Opinion
1323N
June 5, 2003.
Judgment (denominated an order), Supreme Court, New York County (Marjory Fields, J.), entered on or about May 17, 2002, which, inter alia, granted petitioner attorney's motion to confirm an award made by the Matrimonial Fee Dispute Arbitration Unit, unanimously affirmed, without costs.
Pro Se, for petitioner-appellant.
Annette G. Hasapidis, for respondent-respondent.
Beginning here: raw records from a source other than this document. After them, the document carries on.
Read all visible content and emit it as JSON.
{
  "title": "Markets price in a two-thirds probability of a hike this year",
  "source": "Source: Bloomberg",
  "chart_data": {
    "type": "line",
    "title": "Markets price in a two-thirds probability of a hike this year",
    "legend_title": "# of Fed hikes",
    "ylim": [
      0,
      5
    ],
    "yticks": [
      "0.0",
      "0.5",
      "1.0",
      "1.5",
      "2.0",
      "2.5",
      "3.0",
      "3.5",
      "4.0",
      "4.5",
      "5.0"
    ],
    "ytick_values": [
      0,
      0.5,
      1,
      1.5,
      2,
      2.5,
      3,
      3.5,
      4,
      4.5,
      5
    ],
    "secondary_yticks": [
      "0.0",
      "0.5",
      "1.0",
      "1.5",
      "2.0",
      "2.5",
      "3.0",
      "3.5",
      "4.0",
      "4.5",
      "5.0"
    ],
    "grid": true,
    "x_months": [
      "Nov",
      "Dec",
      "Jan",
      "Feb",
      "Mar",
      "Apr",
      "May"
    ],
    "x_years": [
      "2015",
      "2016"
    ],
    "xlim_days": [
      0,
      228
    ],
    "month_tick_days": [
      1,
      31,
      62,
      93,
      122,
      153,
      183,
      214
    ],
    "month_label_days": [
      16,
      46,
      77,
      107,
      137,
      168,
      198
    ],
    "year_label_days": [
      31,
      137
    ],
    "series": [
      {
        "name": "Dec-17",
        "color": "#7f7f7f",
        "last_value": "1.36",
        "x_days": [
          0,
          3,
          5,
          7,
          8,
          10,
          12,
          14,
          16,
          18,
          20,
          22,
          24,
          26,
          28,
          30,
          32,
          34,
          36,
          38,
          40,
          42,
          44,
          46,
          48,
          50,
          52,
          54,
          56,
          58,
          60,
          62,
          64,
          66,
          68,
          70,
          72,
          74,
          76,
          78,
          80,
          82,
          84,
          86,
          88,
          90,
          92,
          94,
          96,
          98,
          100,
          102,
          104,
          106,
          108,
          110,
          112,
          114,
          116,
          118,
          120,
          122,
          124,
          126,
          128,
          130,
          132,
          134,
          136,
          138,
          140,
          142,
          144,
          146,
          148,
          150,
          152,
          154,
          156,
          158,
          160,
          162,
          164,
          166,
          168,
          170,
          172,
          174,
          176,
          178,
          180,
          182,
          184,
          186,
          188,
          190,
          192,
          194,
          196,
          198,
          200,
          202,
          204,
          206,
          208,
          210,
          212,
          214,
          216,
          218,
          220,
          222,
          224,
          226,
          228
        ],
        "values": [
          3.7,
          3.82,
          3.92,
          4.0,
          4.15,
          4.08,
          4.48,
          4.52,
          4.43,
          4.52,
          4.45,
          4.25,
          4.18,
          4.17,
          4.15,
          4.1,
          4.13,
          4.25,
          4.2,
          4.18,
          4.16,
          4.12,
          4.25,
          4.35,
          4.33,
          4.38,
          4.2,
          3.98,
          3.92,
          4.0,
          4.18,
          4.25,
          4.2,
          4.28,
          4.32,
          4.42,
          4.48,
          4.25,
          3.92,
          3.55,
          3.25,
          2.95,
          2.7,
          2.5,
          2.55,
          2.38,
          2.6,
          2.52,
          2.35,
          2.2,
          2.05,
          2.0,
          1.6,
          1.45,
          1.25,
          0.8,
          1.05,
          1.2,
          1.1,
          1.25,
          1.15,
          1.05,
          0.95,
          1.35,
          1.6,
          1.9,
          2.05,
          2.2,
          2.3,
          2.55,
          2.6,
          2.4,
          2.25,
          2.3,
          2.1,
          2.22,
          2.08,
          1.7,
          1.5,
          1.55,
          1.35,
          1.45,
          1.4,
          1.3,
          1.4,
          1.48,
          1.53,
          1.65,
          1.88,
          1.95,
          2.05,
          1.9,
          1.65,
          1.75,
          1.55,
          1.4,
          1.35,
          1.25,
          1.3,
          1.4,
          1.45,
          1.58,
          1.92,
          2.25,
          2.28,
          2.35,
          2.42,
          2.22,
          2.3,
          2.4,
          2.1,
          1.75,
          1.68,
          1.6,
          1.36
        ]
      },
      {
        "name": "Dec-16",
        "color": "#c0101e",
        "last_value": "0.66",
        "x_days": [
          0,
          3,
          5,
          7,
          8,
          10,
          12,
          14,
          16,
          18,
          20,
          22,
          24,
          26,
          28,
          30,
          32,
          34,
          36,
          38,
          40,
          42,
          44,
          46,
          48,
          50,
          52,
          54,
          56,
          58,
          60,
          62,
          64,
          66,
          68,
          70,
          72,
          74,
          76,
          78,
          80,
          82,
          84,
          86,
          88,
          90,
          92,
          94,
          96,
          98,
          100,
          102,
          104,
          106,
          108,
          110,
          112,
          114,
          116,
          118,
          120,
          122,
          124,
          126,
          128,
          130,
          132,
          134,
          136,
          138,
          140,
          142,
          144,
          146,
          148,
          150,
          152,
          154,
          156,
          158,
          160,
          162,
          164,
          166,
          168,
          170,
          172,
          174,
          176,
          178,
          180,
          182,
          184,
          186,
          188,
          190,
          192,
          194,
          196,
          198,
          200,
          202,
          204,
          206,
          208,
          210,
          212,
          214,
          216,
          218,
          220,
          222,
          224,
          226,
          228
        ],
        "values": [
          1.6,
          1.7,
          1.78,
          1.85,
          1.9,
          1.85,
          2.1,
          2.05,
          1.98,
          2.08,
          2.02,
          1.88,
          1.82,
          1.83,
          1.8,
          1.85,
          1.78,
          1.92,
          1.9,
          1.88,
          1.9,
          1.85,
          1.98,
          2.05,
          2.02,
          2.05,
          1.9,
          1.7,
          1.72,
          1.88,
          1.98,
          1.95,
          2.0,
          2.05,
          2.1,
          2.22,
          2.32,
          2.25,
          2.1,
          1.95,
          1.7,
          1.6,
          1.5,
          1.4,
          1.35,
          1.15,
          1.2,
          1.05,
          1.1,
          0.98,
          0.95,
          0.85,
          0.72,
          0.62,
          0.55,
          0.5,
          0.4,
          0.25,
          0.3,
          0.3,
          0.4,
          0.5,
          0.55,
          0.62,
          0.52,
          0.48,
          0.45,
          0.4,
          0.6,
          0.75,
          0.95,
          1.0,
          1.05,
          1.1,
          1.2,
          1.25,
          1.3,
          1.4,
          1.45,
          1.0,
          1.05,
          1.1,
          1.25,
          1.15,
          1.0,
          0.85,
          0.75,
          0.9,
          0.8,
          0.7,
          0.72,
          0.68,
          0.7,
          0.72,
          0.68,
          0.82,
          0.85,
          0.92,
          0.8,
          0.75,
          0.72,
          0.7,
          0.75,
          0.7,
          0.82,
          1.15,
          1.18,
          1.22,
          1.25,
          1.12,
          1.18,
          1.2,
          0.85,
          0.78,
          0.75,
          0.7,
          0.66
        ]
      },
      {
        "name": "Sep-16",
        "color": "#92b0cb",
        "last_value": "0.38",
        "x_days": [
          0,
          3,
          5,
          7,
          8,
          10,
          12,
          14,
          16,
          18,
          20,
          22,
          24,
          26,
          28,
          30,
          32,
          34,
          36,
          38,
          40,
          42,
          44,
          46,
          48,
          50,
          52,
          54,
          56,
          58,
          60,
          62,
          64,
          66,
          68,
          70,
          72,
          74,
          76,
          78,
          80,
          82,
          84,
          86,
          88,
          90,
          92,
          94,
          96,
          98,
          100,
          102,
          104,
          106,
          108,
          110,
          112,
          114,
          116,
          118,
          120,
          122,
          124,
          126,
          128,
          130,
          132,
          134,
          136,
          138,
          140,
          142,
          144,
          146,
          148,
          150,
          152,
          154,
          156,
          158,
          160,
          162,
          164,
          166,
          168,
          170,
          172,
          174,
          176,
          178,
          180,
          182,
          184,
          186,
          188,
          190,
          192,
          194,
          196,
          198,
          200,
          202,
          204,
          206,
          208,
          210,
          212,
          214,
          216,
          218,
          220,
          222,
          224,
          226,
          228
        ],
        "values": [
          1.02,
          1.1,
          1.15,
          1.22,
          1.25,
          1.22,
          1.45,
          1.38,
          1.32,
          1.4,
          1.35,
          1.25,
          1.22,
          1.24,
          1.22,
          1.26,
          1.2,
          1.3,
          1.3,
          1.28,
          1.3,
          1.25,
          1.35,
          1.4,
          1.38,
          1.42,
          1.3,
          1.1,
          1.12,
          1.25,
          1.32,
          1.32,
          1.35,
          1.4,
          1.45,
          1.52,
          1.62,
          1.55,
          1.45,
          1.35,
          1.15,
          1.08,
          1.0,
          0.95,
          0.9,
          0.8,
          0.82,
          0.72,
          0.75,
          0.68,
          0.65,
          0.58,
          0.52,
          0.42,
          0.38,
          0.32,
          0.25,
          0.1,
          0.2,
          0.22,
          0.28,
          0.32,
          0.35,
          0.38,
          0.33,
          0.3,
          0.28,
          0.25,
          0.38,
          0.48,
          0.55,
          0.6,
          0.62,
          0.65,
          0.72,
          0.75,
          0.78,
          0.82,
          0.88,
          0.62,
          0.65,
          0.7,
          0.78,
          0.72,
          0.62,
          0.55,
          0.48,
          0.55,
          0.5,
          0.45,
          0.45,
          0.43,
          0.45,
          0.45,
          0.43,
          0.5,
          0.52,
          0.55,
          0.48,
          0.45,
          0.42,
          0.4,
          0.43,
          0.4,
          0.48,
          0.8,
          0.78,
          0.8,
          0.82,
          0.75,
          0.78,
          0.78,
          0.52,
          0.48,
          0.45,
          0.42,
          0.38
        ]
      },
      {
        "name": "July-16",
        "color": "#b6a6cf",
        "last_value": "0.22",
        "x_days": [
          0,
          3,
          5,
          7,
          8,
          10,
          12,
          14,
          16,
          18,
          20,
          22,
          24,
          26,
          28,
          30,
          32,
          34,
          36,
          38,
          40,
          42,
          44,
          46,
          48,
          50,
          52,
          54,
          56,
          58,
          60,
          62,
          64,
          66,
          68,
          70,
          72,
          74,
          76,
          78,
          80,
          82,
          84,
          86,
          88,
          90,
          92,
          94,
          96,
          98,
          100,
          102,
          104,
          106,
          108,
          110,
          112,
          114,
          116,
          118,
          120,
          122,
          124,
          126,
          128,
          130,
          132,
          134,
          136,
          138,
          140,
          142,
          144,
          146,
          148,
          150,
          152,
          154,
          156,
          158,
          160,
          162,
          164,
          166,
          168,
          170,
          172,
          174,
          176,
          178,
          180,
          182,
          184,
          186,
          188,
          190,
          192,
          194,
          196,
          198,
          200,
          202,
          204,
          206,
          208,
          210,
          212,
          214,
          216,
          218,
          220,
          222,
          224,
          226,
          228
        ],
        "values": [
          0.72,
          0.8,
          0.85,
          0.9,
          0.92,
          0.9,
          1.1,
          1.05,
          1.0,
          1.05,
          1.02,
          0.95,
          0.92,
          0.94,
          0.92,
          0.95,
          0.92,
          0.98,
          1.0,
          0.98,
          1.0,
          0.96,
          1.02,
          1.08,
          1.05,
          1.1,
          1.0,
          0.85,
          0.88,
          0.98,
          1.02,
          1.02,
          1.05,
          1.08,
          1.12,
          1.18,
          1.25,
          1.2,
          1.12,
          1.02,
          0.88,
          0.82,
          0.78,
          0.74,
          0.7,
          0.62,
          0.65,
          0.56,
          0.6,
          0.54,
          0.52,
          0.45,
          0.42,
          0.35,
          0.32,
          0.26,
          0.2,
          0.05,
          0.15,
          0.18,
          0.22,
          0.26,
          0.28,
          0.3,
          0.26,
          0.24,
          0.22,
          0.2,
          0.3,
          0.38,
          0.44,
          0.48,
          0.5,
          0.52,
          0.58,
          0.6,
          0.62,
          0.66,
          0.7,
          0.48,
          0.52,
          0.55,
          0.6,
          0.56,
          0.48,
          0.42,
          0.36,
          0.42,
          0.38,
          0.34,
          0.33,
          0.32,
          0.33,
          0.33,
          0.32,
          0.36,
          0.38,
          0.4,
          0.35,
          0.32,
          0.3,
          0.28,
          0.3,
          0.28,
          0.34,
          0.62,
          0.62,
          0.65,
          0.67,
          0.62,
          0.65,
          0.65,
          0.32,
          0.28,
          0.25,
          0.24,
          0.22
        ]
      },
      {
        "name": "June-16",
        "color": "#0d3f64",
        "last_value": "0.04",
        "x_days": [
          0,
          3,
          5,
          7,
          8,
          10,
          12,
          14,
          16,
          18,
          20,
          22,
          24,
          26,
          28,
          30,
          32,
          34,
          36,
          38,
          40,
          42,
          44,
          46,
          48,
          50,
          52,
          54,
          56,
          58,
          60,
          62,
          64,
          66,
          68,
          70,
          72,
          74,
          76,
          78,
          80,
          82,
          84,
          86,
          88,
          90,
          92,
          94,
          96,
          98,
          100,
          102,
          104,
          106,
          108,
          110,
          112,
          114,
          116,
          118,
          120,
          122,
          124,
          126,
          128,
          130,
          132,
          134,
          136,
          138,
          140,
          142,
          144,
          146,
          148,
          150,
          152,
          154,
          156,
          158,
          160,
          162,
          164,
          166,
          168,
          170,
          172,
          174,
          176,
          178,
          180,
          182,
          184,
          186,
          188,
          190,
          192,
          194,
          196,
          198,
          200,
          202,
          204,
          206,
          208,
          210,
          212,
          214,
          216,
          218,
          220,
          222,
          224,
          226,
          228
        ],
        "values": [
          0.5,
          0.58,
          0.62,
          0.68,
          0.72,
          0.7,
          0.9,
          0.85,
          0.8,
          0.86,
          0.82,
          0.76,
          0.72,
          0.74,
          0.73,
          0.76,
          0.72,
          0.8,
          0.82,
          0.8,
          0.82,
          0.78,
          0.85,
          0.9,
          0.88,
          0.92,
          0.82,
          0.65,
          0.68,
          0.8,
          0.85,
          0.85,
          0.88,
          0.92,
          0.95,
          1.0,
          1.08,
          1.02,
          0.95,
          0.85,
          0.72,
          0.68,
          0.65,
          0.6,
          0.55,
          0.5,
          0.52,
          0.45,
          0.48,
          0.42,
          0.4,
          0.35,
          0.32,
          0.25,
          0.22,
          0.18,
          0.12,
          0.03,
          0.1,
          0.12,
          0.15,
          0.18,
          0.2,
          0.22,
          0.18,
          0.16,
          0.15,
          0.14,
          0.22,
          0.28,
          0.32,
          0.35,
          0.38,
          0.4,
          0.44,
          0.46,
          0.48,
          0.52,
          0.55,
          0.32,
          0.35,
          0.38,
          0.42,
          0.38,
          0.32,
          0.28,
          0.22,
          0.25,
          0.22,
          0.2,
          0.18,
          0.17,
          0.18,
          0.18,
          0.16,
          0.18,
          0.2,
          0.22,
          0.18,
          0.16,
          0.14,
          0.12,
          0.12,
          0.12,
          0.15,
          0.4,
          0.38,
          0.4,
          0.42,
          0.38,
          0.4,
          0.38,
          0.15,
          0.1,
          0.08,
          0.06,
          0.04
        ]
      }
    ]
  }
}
The client's arguments premised upon her claims of malpractice are barred by the prior unappealed order recognizing the attorney's charging lien and referring the matter for an assessment (see Smira v. Roper, Barandes Fertel, LLP, 302 A.D.2d 305, 754 N.Y.S.2d 872; Linden v. Moskowitz, 294 A.D.2d 114, 115-116). In any event, there was no showing that vacatur was warranted under the well-known standard insulating arbitral awards from disturbance on grounds of legal or factual error (see e.g. Lee v. Omni Berkshire Place Hotel, 302 A.D.2d 286, 753 N.Y.S.2d 838; Azrielant v. Azrielant, 301 A.D.2d 269, 752 N.Y.S.2d 19,lv denied 99 N.Y.2d 509, 2003 N.Y. LEXIS 292). Finally, in light of her participation at the arbitration hearing, there is no merit to the client's claims she agreed only to mediation, but not arbitration, and was not provided with proper notice of the arbitration rules.
Contrary to appellant's contention, the arbitration award did not violate public policy.
We have considered appellant's other contentions and find them unavailing.
Motion seeking leave to strike brief denied.
THIS CONSTITUTES THE DECISION AND ORDER OF THE SUPREME COURT, APPELLATE DIVISION, FIRST DEPARTMENT.